Uji korelasi Pearson`s yang dilakukan terhadap hasil pengukuran dalam penelitian ini didapat adanya hubungan antara sudut interinsisal dengan profil jaringan lunak wajah mahasiswa suku Batak FKG dan FT USU, tetapi lemah dan tidak signifikan. Hasil uji korelasi yang didapat dalam arah positif, yang artinya semakin besarnya sudut interinsisal, maka semakin besar pula jarak bibir atas (Ls) dan bibir bawah (Li) terhadap garis estetis.

Hasil uji korelasi ini didukung oleh Nurbayati, yang menyatakan bahwa terdapat hubungan antara profil jaringan lunak wajah dengan sudut interinsisal yang membentuk profil skeletal wajah, walaupun terdapat perbedaan pada hasil akhir penelitian dimana korelasi hasil penelitian Nurbayati menuju kearah negatif yang berarti semakin besar sudut interinsisal maka semakin kecil jarak bibir atas (Ls) dan bibir bawah (Li) terhadap garis estetis, sementara pada penelitian ini didapat bahwa semakin besarnya sudut interinsisal, maka semakin besar pula jarak bibir atas (Ls)

dan bibir bawah (Li) terhadap garis estetis.10 Hasil ini juga didukung oleh Riedel yang menyatakan bahwa ada hubungan erat antara profil jaringan lunak wajah dengan susunan gigi dan tulang yang membentuk profil skeletal wajah.12

Penelitian ini juga didukung oleh Sijabat yang melakukan penelitian mengenai hubungan konveksitas skeletal dengan konveksitas jaringan lunak wajah pada pasien usia remaja suku Batak yang dirawat di klinik ortodonti FKG USU. Penelitiannya dikelompokkan berdasarkan Klas I Angle, Klas II Angle dan Klas III Angle. Hasil penelitiannya didapat bahwa ada hubungan antara konveksitas skeletal dengan konveksitas jaringan lunak wajah pada pasien suku Batak usia remaja yang dirawat di klinik ortodonti FKG USU.28 Zen juga telah melakukan penelitian yang bertujuan untuk melihat adanya hubungan antara jaringan keras dan jaringan lunak menggunakan analisis Ricketts.
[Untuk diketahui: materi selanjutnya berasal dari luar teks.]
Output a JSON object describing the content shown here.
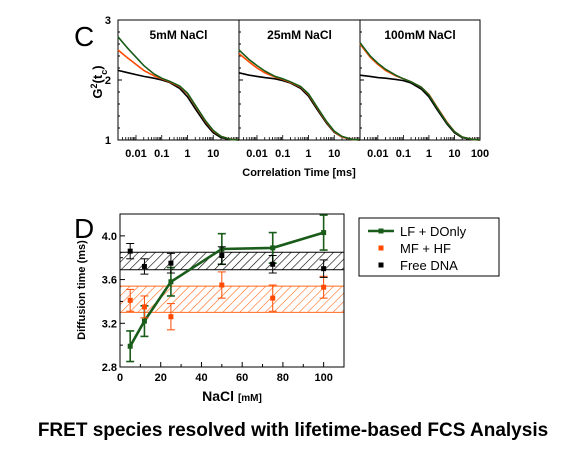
{
  "caption": "FRET species resolved with lifetime-based FCS Analysis",
  "chart_data": [
    {
      "panel_label": "C",
      "type": "line",
      "ylabel": "G²(tc)",
      "ylabel_main": "G",
      "ylabel_sup": "2",
      "ylabel_paren_open": "(t",
      "ylabel_sub": "c",
      "ylabel_paren_close": ")",
      "xlabel": "Correlation Time [ms]",
      "xscale": "log",
      "xlim": [
        0.002,
        100
      ],
      "ylim": [
        1,
        3
      ],
      "yticks": [
        "1",
        "2",
        "3"
      ],
      "xticks": [
        "0.01",
        "0.1",
        "1",
        "10",
        "100"
      ],
      "colors": {
        "lf_donly": "#1a5c1a",
        "mf_hf": "#ff4a00",
        "free_dna": "#000000"
      },
      "subplots": [
        {
          "title": "5mM NaCl",
          "series": [
            {
              "key": "lf_donly",
              "x": [
                0.002,
                0.005,
                0.01,
                0.02,
                0.05,
                0.1,
                0.2,
                0.5,
                1,
                2,
                5,
                10,
                20,
                50,
                100
              ],
              "y": [
                2.72,
                2.52,
                2.38,
                2.24,
                2.1,
                2.03,
                1.98,
                1.9,
                1.78,
                1.58,
                1.32,
                1.16,
                1.06,
                1.01,
                1.0
              ]
            },
            {
              "key": "mf_hf",
              "x": [
                0.002,
                0.005,
                0.01,
                0.02,
                0.05,
                0.1,
                0.2,
                0.5,
                1,
                2,
                5,
                10,
                20,
                50,
                100
              ],
              "y": [
                2.5,
                2.36,
                2.26,
                2.16,
                2.07,
                2.02,
                1.97,
                1.89,
                1.77,
                1.57,
                1.31,
                1.15,
                1.06,
                1.01,
                1.0
              ]
            },
            {
              "key": "free_dna",
              "x": [
                0.002,
                0.005,
                0.01,
                0.02,
                0.05,
                0.1,
                0.2,
                0.5,
                1,
                2,
                5,
                10,
                20,
                50,
                100
              ],
              "y": [
                2.16,
                2.12,
                2.09,
                2.06,
                2.03,
                2.0,
                1.96,
                1.86,
                1.72,
                1.52,
                1.27,
                1.12,
                1.04,
                1.01,
                1.0
              ]
            }
          ]
        },
        {
          "title": "25mM NaCl",
          "series": [
            {
              "key": "lf_donly",
              "x": [
                0.002,
                0.005,
                0.01,
                0.02,
                0.05,
                0.1,
                0.2,
                0.5,
                1,
                2,
                5,
                10,
                20,
                50,
                100
              ],
              "y": [
                2.5,
                2.34,
                2.24,
                2.15,
                2.06,
                2.02,
                1.97,
                1.89,
                1.77,
                1.57,
                1.31,
                1.15,
                1.06,
                1.01,
                1.0
              ]
            },
            {
              "key": "mf_hf",
              "x": [
                0.002,
                0.005,
                0.01,
                0.02,
                0.05,
                0.1,
                0.2,
                0.5,
                1,
                2,
                5,
                10,
                20,
                50,
                100
              ],
              "y": [
                2.44,
                2.3,
                2.2,
                2.12,
                2.05,
                2.01,
                1.96,
                1.88,
                1.76,
                1.56,
                1.3,
                1.14,
                1.05,
                1.01,
                1.0
              ]
            },
            {
              "key": "free_dna",
              "x": [
                0.002,
                0.005,
                0.01,
                0.02,
                0.05,
                0.1,
                0.2,
                0.5,
                1,
                2,
                5,
                10,
                20,
                50,
                100
              ],
              "y": [
                2.12,
                2.08,
                2.06,
                2.04,
                2.02,
                1.99,
                1.95,
                1.86,
                1.73,
                1.53,
                1.28,
                1.13,
                1.05,
                1.01,
                1.0
              ]
            }
          ]
        },
        {
          "title": "100mM NaCl",
          "series": [
            {
              "key": "lf_donly",
              "x": [
                0.002,
                0.005,
                0.01,
                0.02,
                0.05,
                0.1,
                0.2,
                0.5,
                1,
                2,
                5,
                10,
                20,
                50,
                100
              ],
              "y": [
                2.62,
                2.4,
                2.28,
                2.18,
                2.08,
                2.02,
                1.97,
                1.88,
                1.75,
                1.55,
                1.29,
                1.14,
                1.05,
                1.01,
                1.0
              ]
            },
            {
              "key": "mf_hf",
              "x": [
                0.002,
                0.005,
                0.01,
                0.02,
                0.05,
                0.1,
                0.2,
                0.5,
                1,
                2,
                5,
                10,
                20,
                50,
                100
              ],
              "y": [
                2.6,
                2.38,
                2.26,
                2.16,
                2.07,
                2.02,
                1.97,
                1.88,
                1.76,
                1.56,
                1.3,
                1.14,
                1.05,
                1.01,
                1.0
              ]
            },
            {
              "key": "free_dna",
              "x": [
                0.002,
                0.005,
                0.01,
                0.02,
                0.05,
                0.1,
                0.2,
                0.5,
                1,
                2,
                5,
                10,
                20,
                50,
                100
              ],
              "y": [
                2.08,
                2.06,
                2.04,
                2.03,
                2.01,
                1.99,
                1.95,
                1.85,
                1.72,
                1.52,
                1.27,
                1.12,
                1.04,
                1.01,
                1.0
              ]
            }
          ]
        }
      ]
    },
    {
      "panel_label": "D",
      "type": "scatter",
      "xlabel": "NaCl",
      "xunit": "[mM]",
      "ylabel": "Diffusion time (ms)",
      "xlim": [
        0,
        110
      ],
      "ylim": [
        2.8,
        4.2
      ],
      "xticks": [
        "0",
        "20",
        "40",
        "60",
        "80",
        "100"
      ],
      "yticks": [
        "2.8",
        "3.2",
        "3.6",
        "4.0"
      ],
      "bands": [
        {
          "key": "free_dna",
          "ymin": 3.69,
          "ymax": 3.85,
          "color": "#000000"
        },
        {
          "key": "mf_hf",
          "ymin": 3.3,
          "ymax": 3.54,
          "color": "#ff6a1a"
        }
      ],
      "series": [
        {
          "key": "lf_donly",
          "name": "LF + DOnly",
          "color": "#1a5c1a",
          "connected": true,
          "x": [
            5,
            12,
            25,
            50,
            75,
            100
          ],
          "y": [
            2.99,
            3.22,
            3.58,
            3.88,
            3.89,
            4.03
          ],
          "err": [
            0.14,
            0.14,
            0.13,
            0.14,
            0.14,
            0.16
          ]
        },
        {
          "key": "mf_hf",
          "name": "MF + HF",
          "color": "#ff4a00",
          "connected": false,
          "x": [
            5,
            12,
            25,
            50,
            75,
            100
          ],
          "y": [
            3.41,
            3.35,
            3.26,
            3.55,
            3.43,
            3.53
          ],
          "err": [
            0.1,
            0.1,
            0.12,
            0.12,
            0.12,
            0.1
          ]
        },
        {
          "key": "free_dna",
          "name": "Free DNA",
          "color": "#000000",
          "connected": false,
          "x": [
            5,
            12,
            25,
            50,
            75,
            100
          ],
          "y": [
            3.86,
            3.72,
            3.75,
            3.82,
            3.74,
            3.7
          ],
          "err": [
            0.07,
            0.07,
            0.09,
            0.08,
            0.08,
            0.08
          ]
        }
      ],
      "legend_position": "right"
    }
  ]
}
Zen menyimpulkan bahwa terdapat hubungan antara konveksitas, posisi gigi insisivus bawah terhadap bidang profil, dan posisi bibir menurut analisis Ricketts.6

Penelitian yang sama telah dilakukan sebelumnya oleh Susilowati pada suku Bugis dan Makassar, Susilowati menemukan bahwa tidak ada hubungan yang bermakna antara besarnya sudut interinsisal dengan derajat konveksitas jaringan lunak wajah.1 Penelitian Susilowati didukung oleh penelitian Koesoemahardja yang menyatakan bahwa tidak semua jaringan lunak fasial pertumbuhannya berkorelasi dengan jaringan kerasnya, tetapi ada yang tumbuh mandiri, perbedaan hasil ini mungkin disebabkan karena titik-titik referensi yang digunakan untuk mengukur profil jaringan lunak wajah berbeda.8 Pada penelitian Susilowati pengukuran profil jaringan lunak wajah yang dipakai adalah metode Subtelny, titik referensi yang digunakan yaitu N’-Sn-Pog’.1 Sedangkan penelitian ini menggunakan metode Ricketts, dimana titik referensinya yaitu Pog’-Pr. Selain itu pada penelitian Susilowati subjek dibedakan antara laki-laki dan perempuan dan suku yang menjadi subjek penelitian berbeda sementara pada penelitian ini subjek penelitian tidak membedakan antara laki-laki dan perempuan. Hal ini disebabkan karena keterbatasan sampel.